Guylain Chevrier : On voit bien ici le défaut d’une gouvernance ni de droite ni de gauche ou de droite et de gauche, au-delà de gagner une élection, elle a bien du mal à rassembler une réelle majorité d’idées lorsque des questions aussi graves que l’immigration sont convoquées. La droite et la gauche peuvent très bien, a priori, se sentir concernée de la même façon  sur ce fond, car le sujet est transversal et en termes de responsabilité interpelle l'ensemble de la classe politique.
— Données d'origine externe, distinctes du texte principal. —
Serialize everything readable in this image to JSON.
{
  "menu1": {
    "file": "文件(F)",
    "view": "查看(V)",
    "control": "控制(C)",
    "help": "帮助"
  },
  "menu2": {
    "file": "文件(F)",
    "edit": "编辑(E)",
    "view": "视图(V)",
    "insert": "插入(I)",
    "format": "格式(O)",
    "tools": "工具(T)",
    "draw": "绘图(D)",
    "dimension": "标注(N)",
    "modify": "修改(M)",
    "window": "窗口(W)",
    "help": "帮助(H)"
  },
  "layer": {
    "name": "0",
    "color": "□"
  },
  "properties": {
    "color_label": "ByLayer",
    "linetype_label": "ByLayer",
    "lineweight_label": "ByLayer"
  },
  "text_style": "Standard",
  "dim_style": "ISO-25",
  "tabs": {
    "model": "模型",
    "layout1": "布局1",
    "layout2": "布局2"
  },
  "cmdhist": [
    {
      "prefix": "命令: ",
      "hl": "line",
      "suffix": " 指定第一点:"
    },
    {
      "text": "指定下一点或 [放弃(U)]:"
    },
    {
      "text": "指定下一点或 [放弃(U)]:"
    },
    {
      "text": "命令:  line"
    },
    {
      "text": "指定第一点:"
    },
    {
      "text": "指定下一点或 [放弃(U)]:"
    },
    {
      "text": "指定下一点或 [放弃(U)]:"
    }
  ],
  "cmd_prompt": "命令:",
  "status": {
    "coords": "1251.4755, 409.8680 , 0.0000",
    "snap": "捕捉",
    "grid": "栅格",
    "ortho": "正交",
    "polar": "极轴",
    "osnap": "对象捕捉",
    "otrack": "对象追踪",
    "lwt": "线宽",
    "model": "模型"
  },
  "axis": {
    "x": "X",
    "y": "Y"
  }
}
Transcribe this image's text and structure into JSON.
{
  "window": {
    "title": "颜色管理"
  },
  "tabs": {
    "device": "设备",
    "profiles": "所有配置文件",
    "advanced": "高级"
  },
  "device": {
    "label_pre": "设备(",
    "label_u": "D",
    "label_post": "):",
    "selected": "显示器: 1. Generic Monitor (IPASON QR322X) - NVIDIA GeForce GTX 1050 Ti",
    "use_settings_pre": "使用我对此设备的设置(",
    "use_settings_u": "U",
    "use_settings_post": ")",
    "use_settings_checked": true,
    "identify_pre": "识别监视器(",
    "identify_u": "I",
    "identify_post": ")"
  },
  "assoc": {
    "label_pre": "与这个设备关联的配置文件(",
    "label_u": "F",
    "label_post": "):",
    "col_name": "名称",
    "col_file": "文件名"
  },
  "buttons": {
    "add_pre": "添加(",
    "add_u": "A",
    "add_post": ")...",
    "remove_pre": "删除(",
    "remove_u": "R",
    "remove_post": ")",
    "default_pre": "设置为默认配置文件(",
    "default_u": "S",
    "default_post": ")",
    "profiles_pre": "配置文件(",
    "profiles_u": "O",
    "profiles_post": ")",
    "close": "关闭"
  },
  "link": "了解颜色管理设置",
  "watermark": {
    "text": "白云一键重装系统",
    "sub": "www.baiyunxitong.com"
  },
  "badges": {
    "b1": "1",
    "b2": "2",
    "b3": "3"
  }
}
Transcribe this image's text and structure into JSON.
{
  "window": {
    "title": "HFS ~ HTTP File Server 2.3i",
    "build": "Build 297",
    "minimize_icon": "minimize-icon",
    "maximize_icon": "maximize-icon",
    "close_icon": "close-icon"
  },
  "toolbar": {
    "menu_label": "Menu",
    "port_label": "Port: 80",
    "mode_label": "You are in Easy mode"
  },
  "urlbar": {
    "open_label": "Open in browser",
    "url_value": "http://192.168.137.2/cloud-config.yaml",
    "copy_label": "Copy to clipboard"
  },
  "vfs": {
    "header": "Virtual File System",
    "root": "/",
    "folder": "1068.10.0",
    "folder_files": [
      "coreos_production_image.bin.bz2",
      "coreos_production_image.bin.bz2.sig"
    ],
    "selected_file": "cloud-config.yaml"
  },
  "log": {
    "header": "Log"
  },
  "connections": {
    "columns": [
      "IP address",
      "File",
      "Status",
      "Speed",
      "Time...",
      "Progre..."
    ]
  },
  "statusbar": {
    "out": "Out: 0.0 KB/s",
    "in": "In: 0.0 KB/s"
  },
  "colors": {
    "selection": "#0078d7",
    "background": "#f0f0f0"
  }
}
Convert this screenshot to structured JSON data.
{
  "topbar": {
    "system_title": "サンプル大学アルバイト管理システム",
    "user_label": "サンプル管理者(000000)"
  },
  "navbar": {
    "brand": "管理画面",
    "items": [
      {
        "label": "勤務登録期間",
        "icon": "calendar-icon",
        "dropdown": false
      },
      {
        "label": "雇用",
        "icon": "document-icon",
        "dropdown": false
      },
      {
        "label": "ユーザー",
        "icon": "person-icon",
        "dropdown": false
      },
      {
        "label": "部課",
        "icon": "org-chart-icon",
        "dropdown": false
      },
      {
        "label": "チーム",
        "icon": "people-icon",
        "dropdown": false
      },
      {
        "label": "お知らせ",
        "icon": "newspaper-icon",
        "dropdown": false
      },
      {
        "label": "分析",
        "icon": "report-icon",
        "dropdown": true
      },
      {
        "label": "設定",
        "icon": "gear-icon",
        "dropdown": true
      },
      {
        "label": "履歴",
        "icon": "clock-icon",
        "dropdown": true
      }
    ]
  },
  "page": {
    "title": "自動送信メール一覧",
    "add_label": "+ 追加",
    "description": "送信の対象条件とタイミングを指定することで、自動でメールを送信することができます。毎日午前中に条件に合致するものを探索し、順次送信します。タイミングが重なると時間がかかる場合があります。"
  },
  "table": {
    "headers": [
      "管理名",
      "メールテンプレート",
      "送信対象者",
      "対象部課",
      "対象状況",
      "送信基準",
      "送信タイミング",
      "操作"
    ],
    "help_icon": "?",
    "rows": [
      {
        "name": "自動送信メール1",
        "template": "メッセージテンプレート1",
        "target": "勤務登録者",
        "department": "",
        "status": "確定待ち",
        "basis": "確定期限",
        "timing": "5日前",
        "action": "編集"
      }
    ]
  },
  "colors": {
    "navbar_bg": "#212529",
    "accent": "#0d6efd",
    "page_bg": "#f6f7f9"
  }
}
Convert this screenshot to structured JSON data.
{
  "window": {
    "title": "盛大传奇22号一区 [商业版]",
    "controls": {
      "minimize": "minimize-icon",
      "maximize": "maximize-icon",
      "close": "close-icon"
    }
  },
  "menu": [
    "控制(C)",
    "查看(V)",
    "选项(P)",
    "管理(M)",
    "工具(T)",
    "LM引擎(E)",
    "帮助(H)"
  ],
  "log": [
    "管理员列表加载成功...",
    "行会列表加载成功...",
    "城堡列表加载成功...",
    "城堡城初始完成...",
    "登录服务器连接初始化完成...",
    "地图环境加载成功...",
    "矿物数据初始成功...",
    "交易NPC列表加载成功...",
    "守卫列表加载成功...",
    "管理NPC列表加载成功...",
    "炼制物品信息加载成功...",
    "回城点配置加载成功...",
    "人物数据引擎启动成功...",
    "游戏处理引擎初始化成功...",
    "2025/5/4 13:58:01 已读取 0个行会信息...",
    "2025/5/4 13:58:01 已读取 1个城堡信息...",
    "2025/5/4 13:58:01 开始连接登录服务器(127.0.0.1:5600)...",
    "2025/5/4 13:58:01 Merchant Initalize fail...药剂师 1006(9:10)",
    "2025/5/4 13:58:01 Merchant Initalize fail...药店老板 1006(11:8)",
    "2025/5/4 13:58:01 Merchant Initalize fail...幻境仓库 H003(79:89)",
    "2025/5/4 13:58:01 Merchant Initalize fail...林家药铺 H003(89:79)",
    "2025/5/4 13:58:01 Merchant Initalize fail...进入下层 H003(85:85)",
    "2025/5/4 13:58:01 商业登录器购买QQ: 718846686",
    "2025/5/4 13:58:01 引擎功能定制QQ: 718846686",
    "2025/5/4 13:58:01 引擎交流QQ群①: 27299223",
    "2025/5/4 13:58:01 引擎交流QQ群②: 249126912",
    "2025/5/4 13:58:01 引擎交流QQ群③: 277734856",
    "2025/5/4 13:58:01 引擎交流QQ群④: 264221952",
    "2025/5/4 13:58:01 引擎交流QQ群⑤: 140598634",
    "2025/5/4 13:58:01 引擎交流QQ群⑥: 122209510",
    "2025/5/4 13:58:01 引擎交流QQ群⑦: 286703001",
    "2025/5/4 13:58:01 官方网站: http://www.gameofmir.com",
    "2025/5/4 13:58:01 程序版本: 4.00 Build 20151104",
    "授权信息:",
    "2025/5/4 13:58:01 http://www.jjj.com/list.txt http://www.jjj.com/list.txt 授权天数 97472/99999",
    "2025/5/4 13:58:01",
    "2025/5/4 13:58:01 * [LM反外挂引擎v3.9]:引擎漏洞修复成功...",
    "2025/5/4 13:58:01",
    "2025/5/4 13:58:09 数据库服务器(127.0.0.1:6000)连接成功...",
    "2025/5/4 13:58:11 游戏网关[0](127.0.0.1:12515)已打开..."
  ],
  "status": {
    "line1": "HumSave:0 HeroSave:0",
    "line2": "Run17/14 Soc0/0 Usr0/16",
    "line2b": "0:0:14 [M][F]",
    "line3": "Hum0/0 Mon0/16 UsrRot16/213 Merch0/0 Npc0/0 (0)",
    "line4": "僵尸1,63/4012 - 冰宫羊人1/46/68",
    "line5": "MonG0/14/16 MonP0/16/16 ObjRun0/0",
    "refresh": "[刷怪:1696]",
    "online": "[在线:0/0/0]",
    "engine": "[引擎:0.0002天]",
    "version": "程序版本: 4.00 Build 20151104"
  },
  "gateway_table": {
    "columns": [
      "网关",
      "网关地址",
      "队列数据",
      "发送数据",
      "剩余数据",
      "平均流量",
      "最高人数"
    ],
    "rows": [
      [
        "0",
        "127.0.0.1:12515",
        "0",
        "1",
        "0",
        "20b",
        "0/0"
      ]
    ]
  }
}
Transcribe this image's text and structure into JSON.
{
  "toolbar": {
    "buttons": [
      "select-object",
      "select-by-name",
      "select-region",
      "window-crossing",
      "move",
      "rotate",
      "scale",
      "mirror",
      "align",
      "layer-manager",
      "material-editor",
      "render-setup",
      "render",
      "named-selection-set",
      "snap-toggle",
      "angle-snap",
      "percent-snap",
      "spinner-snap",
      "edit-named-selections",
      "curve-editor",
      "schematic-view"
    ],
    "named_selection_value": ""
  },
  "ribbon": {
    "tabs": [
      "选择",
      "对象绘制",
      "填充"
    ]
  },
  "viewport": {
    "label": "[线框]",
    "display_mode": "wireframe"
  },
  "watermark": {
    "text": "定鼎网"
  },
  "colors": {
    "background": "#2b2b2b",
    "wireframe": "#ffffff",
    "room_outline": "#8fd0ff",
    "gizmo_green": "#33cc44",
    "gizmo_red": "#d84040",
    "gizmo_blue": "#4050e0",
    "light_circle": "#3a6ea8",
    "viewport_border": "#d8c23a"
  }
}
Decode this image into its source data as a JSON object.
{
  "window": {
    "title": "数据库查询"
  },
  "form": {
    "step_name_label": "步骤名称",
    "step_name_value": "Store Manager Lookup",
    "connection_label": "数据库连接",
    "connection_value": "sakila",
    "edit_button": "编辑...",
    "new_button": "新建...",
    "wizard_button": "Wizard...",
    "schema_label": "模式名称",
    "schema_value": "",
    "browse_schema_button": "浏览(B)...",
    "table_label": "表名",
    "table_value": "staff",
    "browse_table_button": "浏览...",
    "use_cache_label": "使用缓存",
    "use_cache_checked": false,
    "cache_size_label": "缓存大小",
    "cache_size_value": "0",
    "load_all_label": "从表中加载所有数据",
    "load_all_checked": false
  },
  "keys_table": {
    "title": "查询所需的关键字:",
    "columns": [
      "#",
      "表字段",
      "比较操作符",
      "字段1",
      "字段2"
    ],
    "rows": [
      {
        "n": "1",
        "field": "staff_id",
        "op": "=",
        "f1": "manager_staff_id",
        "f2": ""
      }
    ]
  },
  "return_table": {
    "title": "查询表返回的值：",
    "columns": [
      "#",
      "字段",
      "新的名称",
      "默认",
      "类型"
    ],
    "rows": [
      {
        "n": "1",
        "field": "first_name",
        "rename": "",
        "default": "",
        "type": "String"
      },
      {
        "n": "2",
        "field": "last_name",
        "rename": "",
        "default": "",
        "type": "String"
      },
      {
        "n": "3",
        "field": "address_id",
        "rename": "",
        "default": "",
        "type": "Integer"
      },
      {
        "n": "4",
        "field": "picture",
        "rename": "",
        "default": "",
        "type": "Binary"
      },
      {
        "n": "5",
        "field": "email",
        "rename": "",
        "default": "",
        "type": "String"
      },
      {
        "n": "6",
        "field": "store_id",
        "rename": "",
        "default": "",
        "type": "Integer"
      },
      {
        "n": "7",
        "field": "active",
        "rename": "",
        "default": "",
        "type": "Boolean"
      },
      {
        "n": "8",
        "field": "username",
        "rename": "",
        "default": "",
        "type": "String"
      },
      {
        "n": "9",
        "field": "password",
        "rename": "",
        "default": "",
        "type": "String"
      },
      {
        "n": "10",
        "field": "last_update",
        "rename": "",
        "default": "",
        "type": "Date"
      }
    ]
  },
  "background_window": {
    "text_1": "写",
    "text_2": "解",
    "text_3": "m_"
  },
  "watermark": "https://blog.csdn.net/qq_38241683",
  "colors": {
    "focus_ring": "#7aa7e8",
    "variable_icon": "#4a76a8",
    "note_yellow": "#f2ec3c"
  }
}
Mais chacun est tenté de jouer sa carte, au regard des cercles d’influences respectifs, ainsi que d’une recomposition politique en marche qui est censée rapporter gros à ceux qui espèrent la réussir, où il faut marquer sa différence. Le Président compte aussi trop sur sa communication à travers laquelle il entend se prolonger, pour jouer avec l'influence d'autres acteurs comme le milieu associatif, qu'il ne veut pas se mettre à dos. Quant à l'opinion, elle n'est pas prête à coïncider avec une force politique, fut-ce LREM, elle est dispersée et en crise de confiance dans sa représentation politique. Au regard des moyens à réunir, il y a donc là fort à faire et peu d'espoir, malgré les déclarations d'intention, que sérieusement, on prenne ce sujet essentiel à bras le corps.